Nuri Bilge Ceylan – Mayıs Sıkıntısı – Senaryo
![Kendime Koçluk ® Kütüphanesi - Nuri Bilge Ceylan - Mayıs Sıkıntısı - Senaryo](https://kendimekocluk.com.tr/wp-content/uploads/050-01_05_2023-Nuri-Bilge-Ceylan-Mayis-Sikintisi-Senaryo-s-125-126-1024x1024.jpg)
Kendime Koçluk ™ Kütüphanesi – Nuri Bilge Ceylan – Mayıs Sıkıntısı – Senaryo – s125/126
Nuri Bilge Ceylan
Mayıs Sıkıntısı – Senaryo
Mayıs Sıkıntısı’nda ne içi boşaltılmış ne de zayıf zaman var. Dram başka yerde: Hiçbir şey olmamış gibi altan alta yolunu sürüyor ölüm.
Anın duygu yüklü gerçekliğiyle, zamanın duygu yüklü gerçekliği başa baş gidiyor: oğulun bir gece anne babasına vaktiyle çektiği ham görüntüleri gösterdiği bölümde örneklendiği gibi.
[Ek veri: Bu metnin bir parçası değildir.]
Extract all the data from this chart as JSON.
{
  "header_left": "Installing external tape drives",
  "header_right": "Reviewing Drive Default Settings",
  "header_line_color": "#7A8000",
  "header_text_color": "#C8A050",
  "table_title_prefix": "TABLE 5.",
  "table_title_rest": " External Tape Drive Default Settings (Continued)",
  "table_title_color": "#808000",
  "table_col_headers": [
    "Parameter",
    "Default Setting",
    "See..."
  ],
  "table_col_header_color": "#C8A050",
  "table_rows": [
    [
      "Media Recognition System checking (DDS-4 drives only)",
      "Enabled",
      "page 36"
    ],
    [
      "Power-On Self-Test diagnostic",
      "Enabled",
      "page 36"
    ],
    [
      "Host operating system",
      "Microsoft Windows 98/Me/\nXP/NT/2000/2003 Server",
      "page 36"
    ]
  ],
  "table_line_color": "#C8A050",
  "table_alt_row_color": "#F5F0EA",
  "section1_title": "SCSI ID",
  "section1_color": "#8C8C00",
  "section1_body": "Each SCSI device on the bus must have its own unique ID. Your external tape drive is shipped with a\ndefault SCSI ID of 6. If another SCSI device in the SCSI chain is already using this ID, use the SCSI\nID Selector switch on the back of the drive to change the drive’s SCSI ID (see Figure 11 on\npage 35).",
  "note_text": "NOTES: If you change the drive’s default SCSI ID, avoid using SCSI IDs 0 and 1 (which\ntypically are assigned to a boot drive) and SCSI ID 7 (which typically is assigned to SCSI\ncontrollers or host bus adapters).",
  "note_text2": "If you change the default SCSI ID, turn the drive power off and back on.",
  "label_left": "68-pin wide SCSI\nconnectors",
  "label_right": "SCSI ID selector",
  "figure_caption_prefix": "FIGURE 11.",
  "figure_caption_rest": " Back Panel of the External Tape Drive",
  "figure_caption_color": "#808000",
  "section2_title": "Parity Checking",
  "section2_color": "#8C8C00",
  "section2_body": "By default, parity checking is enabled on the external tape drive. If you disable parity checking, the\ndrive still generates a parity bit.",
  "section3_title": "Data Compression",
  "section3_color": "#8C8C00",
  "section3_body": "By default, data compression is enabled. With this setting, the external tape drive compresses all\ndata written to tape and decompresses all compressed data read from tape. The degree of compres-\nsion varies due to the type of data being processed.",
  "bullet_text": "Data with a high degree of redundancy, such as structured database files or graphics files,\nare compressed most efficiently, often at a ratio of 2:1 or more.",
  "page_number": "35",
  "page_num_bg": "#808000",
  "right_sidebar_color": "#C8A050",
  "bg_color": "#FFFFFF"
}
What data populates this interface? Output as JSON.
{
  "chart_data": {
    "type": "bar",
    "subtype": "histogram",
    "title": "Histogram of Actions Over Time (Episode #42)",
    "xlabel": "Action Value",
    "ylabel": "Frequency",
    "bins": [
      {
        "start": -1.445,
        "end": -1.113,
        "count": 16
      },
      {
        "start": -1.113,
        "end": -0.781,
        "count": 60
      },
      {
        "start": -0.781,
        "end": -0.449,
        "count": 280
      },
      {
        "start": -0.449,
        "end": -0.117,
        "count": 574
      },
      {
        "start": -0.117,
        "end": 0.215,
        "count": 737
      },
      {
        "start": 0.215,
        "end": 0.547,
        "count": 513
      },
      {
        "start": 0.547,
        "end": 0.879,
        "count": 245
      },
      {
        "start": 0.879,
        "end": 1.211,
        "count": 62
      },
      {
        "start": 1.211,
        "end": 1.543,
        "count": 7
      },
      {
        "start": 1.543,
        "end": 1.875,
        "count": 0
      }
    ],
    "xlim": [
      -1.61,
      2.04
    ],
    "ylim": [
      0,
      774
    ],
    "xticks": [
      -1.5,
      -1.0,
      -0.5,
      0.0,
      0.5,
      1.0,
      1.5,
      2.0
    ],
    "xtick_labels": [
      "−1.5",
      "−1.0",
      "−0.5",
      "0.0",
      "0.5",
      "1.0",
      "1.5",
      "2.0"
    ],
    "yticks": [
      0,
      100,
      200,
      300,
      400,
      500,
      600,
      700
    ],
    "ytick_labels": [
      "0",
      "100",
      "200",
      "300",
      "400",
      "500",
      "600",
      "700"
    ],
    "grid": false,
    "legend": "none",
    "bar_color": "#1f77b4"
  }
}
Kendilerini ekranda izlerken, bir anda, yaşlı çift (tıpkı izleyiciler gibi) çöken bu vücudun, kırışan bu cildin farkına varıyor, bir anda, ne olduğu , ne olmakta olduğu, ne olacağı algılanıyor; bir yaşamın üç şimdiki zamanı , Mayıs Sıkıntısı’nın üç ana karakterinin sadakatle temsil ettiği bir insanlığın üç nesli.
“Zaman ne çabuk geçiyor, yaşlanmışız, çok yaşlanmışız” diye mırıldanır anne. Çıkan ders, genç yeğene belletilmeyi hak edecek ölçüde önemlidir. Bu durumda, hayal ettiği saate sahip olmak istiyorsa, halasının ona verdiği yumurtayı kırk gün boyunca cebinde kırmadan taşıması gerekmektedir.
Bir kol saati? Bir çakmak? Bir mutluluk sözü ? Ne önemi var! Madem ki sorumluluğu ve sabrı keşfetmek, ve beklemeyi ve zamanı hesaba katmayı mutlaka öğrenmek gerekiyor.
Ne var ki, fazlasıyla basit bir heyecanı aktarırken formaliteyi bir yana bırakıyor Nuri Bilge Ceylan. babanın, oğulun veya yeğenin küçük defolarını gizlemeyi reddederek: Bazen hırsızlık ve yalancılık; ve sıkça bencillik!
Ama yine de, insani kusursuzluğun bu dünyanın bir parçası olduğunu ileri sürmeye – muhteşem bir filmde bile – kim cesaret edebilir ki?.